Madras High Court found them on the other hand as having “contravened the visa conditions”, however, it added that this did not mean they should be seen as criminals. The court made the observation while hearing representation from 31 petitioners in its order on June 12. The judge, GR Swaminathan in fact said that “the petitioners have not committed any act that is prejudicial to public tranquillity or security of India” instead he called the petitioners as those who had come “propelled by a sense of religious idealism. But their mission went awry”.
Another interesting stand he took was against calling the petitioners as a collective of “Tablighis”. Saying, quoting from the judgement, “categorisation can have serious pitfalls. Justicing has to be an individualised exercise. There are scores of foreign Tablighis who are presently in detention. They hail from different countries. Some of them are women. Quite a few are senior citizens. They are normal human beings. They are now stuck in alien surroundings”.
The Karnataka High Court, while it quashed criminal cases against nine foreign nationals, in the plea deal mentioned above, it did not quash the case against seven Indian nationals on grounds of their case being on a different footing.

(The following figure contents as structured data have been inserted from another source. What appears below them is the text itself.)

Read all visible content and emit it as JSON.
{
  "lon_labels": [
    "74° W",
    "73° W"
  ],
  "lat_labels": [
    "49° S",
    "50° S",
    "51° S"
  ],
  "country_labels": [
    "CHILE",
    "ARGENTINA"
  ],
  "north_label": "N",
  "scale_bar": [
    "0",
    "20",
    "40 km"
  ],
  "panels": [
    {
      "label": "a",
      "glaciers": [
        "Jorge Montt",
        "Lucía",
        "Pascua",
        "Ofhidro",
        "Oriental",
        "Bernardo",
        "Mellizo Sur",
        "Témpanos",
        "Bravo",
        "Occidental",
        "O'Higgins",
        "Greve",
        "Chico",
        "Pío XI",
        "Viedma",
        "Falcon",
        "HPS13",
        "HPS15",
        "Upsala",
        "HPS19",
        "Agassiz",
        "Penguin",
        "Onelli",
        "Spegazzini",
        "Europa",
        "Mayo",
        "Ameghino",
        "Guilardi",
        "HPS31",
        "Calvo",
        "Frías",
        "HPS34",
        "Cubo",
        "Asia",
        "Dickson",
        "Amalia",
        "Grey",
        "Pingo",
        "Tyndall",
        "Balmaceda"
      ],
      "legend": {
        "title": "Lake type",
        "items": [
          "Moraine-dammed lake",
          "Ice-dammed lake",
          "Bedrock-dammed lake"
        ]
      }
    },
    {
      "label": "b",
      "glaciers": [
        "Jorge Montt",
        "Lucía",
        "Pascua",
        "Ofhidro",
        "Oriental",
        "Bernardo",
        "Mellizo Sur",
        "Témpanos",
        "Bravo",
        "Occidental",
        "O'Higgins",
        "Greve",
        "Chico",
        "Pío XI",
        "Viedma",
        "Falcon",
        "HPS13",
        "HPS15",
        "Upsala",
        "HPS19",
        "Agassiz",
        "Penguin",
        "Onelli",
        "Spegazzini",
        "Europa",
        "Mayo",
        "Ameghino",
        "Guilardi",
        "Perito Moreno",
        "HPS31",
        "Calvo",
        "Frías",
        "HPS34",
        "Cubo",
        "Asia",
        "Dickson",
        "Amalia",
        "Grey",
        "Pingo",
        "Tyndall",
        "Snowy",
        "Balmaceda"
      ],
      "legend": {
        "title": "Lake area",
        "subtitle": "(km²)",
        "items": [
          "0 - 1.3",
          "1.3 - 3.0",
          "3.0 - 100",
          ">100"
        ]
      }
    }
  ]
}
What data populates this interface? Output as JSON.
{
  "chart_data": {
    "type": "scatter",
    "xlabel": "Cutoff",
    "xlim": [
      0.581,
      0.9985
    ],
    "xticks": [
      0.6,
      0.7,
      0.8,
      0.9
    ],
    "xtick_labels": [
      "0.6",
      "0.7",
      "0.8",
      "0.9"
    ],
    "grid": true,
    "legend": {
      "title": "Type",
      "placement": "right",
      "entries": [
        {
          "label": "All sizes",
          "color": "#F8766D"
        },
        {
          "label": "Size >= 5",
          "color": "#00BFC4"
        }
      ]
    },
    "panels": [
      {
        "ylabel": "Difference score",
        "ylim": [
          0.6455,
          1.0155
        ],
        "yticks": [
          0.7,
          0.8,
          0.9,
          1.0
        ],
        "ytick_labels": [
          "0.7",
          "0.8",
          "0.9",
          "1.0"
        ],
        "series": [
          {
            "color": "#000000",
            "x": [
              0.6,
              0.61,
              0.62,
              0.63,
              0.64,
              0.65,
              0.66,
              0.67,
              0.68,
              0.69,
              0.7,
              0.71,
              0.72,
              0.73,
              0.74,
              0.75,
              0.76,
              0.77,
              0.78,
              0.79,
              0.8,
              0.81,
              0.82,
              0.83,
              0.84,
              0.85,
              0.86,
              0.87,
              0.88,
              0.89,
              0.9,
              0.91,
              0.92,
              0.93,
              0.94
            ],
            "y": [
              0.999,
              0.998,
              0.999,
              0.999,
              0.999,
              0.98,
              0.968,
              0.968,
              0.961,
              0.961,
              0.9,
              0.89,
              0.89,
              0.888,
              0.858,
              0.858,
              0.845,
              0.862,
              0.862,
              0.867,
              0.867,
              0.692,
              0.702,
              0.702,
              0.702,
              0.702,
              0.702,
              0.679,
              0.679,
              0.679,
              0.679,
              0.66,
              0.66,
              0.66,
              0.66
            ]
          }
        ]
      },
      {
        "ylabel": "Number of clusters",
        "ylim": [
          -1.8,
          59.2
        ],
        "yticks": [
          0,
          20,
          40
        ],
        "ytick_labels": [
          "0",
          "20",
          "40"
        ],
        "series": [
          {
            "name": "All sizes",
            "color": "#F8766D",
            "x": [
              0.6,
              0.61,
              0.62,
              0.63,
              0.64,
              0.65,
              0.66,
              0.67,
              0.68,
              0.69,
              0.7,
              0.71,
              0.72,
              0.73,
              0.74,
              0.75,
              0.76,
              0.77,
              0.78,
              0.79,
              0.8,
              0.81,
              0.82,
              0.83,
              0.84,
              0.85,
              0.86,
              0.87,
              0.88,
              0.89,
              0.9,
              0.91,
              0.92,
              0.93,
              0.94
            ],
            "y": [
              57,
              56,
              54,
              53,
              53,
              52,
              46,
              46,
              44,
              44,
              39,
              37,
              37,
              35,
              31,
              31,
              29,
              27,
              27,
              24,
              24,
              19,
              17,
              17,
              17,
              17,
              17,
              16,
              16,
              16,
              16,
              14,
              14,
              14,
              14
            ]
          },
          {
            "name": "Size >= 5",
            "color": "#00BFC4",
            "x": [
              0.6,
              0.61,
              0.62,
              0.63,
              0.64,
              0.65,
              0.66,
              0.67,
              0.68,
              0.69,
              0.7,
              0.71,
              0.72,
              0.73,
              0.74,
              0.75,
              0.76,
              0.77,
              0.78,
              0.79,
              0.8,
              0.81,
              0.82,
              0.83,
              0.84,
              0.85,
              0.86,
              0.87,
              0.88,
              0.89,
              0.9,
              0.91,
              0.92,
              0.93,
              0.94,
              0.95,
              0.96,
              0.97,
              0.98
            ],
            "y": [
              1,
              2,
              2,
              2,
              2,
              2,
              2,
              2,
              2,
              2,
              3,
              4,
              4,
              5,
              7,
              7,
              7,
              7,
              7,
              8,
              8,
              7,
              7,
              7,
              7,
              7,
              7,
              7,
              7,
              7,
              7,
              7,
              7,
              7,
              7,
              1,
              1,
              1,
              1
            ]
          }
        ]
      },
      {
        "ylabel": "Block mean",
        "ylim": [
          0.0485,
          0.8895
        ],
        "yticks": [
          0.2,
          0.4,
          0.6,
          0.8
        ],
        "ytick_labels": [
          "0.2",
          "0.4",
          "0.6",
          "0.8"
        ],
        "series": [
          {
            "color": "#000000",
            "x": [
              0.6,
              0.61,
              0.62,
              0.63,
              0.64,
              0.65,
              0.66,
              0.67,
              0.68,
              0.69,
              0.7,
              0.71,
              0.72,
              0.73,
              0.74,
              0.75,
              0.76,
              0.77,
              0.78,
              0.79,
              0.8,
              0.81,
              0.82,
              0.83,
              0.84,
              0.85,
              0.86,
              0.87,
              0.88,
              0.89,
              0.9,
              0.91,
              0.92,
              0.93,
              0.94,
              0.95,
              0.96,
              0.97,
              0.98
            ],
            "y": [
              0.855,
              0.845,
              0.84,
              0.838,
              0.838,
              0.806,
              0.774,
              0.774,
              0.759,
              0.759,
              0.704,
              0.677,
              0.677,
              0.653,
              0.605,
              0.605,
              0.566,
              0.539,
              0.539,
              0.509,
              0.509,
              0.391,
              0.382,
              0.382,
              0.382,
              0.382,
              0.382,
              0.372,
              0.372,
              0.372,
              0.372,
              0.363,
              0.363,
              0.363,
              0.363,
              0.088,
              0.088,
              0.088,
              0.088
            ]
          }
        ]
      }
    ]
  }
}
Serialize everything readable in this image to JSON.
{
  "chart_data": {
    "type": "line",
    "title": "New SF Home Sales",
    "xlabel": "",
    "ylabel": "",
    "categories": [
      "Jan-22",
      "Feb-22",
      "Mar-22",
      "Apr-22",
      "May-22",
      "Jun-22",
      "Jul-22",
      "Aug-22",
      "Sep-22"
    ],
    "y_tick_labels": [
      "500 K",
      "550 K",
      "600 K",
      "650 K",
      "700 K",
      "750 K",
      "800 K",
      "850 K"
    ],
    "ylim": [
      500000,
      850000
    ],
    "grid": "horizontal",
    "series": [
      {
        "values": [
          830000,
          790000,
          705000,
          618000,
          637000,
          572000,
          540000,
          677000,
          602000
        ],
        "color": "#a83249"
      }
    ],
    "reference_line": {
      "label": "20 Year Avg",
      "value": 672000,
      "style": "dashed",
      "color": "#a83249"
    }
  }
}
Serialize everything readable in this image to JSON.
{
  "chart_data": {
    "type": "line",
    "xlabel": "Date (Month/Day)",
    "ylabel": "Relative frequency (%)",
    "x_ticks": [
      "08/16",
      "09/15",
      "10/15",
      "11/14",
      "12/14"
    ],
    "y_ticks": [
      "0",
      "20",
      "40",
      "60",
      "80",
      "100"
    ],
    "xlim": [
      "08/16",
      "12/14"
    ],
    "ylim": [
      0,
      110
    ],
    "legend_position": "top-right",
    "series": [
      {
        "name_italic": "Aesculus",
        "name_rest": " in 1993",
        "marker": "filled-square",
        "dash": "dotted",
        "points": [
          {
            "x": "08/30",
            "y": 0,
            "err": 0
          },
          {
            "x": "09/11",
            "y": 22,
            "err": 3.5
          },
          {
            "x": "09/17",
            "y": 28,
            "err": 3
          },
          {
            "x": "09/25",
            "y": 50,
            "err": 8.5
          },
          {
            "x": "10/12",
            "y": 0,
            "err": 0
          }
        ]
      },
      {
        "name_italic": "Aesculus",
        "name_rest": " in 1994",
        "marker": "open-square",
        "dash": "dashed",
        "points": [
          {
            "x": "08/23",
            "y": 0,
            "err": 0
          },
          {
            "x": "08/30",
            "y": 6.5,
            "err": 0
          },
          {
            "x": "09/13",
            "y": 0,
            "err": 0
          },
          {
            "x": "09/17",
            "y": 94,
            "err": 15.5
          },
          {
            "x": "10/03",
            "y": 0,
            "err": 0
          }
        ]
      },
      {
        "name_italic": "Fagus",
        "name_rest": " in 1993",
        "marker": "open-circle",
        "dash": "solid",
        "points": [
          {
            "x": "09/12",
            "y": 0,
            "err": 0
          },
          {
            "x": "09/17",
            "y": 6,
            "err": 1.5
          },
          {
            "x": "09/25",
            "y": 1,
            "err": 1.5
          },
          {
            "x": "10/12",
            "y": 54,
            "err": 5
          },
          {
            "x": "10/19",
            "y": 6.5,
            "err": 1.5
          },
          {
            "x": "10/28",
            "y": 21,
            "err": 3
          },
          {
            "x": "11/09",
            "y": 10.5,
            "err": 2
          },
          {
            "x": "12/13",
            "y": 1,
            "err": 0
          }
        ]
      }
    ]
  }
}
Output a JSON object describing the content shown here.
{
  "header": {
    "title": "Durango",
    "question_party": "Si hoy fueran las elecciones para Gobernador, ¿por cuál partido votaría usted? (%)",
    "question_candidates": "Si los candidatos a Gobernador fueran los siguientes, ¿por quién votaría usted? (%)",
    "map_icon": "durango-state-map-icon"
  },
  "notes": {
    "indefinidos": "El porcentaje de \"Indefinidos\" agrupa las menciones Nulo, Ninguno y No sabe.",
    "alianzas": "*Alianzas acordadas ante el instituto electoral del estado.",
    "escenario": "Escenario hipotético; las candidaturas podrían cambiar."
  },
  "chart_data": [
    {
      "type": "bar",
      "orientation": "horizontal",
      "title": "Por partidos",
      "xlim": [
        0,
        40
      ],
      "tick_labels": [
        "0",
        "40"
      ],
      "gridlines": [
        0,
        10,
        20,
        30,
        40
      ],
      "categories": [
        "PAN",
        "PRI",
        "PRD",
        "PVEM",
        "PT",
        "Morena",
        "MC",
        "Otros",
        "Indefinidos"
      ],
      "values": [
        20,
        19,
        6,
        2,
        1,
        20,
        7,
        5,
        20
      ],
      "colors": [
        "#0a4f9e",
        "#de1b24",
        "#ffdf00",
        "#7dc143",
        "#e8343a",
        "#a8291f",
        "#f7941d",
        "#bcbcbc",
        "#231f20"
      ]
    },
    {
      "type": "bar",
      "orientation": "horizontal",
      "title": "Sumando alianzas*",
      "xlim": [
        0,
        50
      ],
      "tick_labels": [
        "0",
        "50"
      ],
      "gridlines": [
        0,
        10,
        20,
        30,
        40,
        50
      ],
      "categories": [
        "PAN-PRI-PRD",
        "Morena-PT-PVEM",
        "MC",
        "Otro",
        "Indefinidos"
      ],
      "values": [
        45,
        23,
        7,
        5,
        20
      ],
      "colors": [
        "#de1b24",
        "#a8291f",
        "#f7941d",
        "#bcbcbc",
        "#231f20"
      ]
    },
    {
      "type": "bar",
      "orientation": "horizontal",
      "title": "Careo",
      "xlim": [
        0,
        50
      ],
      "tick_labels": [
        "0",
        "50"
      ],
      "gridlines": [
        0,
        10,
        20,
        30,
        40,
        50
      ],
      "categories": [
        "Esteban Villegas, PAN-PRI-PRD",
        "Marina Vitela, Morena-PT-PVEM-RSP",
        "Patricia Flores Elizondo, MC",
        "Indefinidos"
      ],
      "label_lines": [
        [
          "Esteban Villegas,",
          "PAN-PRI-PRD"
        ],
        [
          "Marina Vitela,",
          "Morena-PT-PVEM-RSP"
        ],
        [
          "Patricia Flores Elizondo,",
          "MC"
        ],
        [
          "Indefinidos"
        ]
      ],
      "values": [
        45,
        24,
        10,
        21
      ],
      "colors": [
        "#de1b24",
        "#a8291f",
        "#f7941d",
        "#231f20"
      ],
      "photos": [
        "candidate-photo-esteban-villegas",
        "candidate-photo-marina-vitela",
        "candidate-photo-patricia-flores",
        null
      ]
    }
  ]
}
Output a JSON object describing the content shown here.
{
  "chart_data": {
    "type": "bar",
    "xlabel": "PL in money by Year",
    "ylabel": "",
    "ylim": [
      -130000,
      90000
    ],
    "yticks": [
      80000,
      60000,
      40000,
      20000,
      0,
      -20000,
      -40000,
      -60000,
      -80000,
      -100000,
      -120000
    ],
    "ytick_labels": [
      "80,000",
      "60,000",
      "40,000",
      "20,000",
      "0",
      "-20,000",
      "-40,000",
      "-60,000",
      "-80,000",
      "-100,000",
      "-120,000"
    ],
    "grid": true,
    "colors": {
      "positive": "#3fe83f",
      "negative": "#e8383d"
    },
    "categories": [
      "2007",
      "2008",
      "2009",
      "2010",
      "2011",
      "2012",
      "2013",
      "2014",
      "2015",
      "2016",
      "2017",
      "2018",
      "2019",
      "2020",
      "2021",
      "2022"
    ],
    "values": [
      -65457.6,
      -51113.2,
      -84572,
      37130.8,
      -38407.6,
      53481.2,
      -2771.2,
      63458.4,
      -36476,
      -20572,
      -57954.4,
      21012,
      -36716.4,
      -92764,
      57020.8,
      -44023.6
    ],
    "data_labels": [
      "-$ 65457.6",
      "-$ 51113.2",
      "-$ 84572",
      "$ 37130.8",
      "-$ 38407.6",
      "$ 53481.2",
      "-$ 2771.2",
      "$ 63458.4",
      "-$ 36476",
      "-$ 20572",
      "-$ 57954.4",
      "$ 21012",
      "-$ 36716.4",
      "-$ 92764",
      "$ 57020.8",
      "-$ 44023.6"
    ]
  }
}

A single bench of Justice Krishna S Dixit in fact found some wrongdoing. In his order he says that the travel documents “pointedly shows that the visas in question granted to them…bare the nomenclature e-tourist visa” which are not granted for missionary work. Meaning the court deemed the said interactions of the Jamaatis as that of missionary work.
While the courts have placed a different viewpoint on this apparent visa rule break, the observations of the Bombay HC as to why the authority was tempted to issue such directions against the foreigners is something to ponder on. It said, “The record of this matter and the submissions made show that action of Central Government was taken mainly against Muslim persons who had come to Markaz Delhi for Tabligh Jamat. Similar action was not taken against other foreigners belonging to other religions. Due to these circumstances, the background of the action and what is achieved needs to be considered by the Court.”